Sanātanī () is a term used to describe Hindu duties that incorporate teachings from The Vedas, The Upanishads, and other Hindu religious texts and scriptures such as The Ramayana and The Bhagavad Gita, which itself is often described as a concise guide to Hindu philosophy and a practical, self-contained guide to life. The word sanatani is coined from Sanātana Dharma () which refers to the idea that its origins lie beyond human history, as revealed in the Hindu texts.

A Sanatani performs duties according to one's spiritual (constitutional) identity as atman (Self) and thus these duties are the same for everyone. General duties include virtues such as honesty, refraining from injuring living beings, purity, goodwill, mercy, patience, forbearance, self-restraint, generosity, and asceticism.In other words, any follower of Sanātana Dharma (Hinduism) irrespective of their social status, Hindu denominations or choice of god/s, can be considered a Sanatani.

Sanatanis as a denomination
Since many reformist groups had the word Samaj (meaning society) or were led by a sant (meaning saint), Sanatanis are often held to be in contrast with Samajists and Santpanthis (meaning those who walk on the panth/path shown by their sant/saint). Unlike South India, where religious traditions such as Shaivism, Shaktism and Vaishnavism form the principal Hindu denominations, "they were effectively subsumed under the Sanatani identity" in many regions of North India, and the Samajs and Santpanths became the other distinct Hindu denominations.

Reformist denominations such as the Arya Samaj are often fundamentalist in their approach. The Arya Samaj regards the Vedas as infallible scripture, and rejects what it regards as non-Vedic innovations in Sanatani Hinduism. These non-Vedic additions included inherited caste, the position of Brahmins as a revered group, idol-worship, and the addition of thousands of deities to the Sanatani Hindu pantheon.

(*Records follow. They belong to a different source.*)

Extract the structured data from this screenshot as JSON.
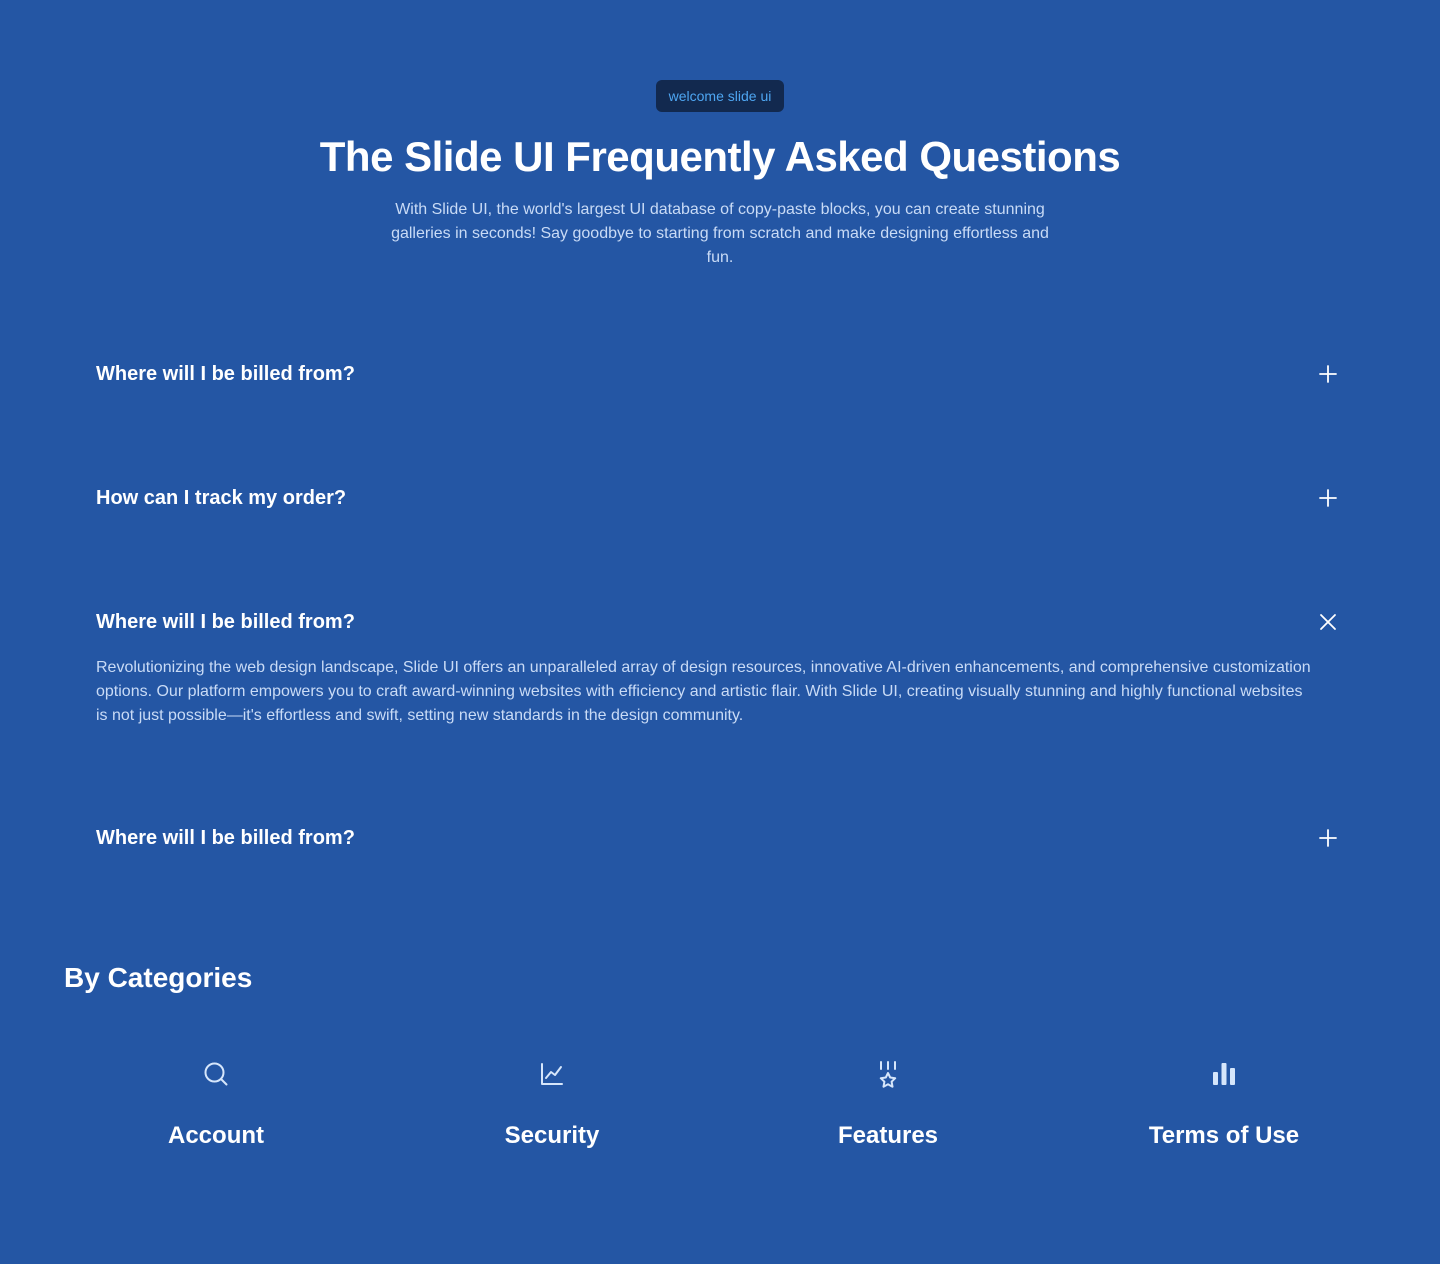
{
  "hero": {
    "badge": "welcome slide ui",
    "title": "The Slide UI Frequently Asked Questions",
    "subtitle": "With Slide UI, the world's largest UI database of copy-paste blocks, you can create stunning galleries in seconds! Say goodbye to starting from scratch and make designing effortless and fun."
  },
  "faq": {
    "items": [
      {
        "question": "Where will I be billed from?",
        "state": "collapsed",
        "toggle_icon": "plus-icon"
      },
      {
        "question": "How can I track my order?",
        "state": "collapsed",
        "toggle_icon": "plus-icon"
      },
      {
        "question": "Where will I be billed from?",
        "state": "expanded",
        "toggle_icon": "close-icon",
        "answer": "Revolutionizing the web design landscape, Slide UI offers an unparalleled array of design resources, innovative AI-driven enhancements, and comprehensive customization options. Our platform empowers you to craft award-winning websites with efficiency and artistic flair. With Slide UI, creating visually stunning and highly functional websites is not just possible—it's effortless and swift, setting new standards in the design community."
      },
      {
        "question": "Where will I be billed from?",
        "state": "collapsed",
        "toggle_icon": "plus-icon"
      }
    ]
  },
  "categories": {
    "title": "By Categories",
    "items": [
      {
        "label": "Account",
        "icon": "search-icon"
      },
      {
        "label": "Security",
        "icon": "line-chart-icon"
      },
      {
        "label": "Features",
        "icon": "award-icon"
      },
      {
        "label": "Terms of Use",
        "icon": "bar-chart-icon"
      }
    ]
  },
  "colors": {
    "background": "#2456a4",
    "badge_background": "#12294f",
    "badge_text": "#4ea6f2",
    "muted_text": "#c9dbf6",
    "icon": "#d6e6fb"
  }
}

These differences are often apparent in social practices. Arya Samaji weddings, for instance, are based on Vedic practice and tend to be simpler and shorter with a qualified individual of any caste-heritage conducting the wedding, whereas Sanatani weddings are longer, with more complex rituals and always involve an officiating Brahmin priest.

Competition with other denominations
Sanatanis and reformists (such as the Arya Samaj, the Radha Soamis and the Ramakrishna Mission) have competed for adherents for more than a century, sometimes creating deep schisms in Hindu society, as in the case of South African Hindus who were split between the Arya Samaj and Sanatanis. While the reformist groups were better organized initially, by the 1860s, a process of internal counter-reform was underway in Sanatani groups as well, and societies to propagate orthodox beliefs along modern lines emerged, such as Sanatan Dharm Rakshini Sabha in 1873. Some religious commentators have compared the Sanatani-Samaji dichotomy within Hinduism as similar to the Catholic-Protestant division in Christianity.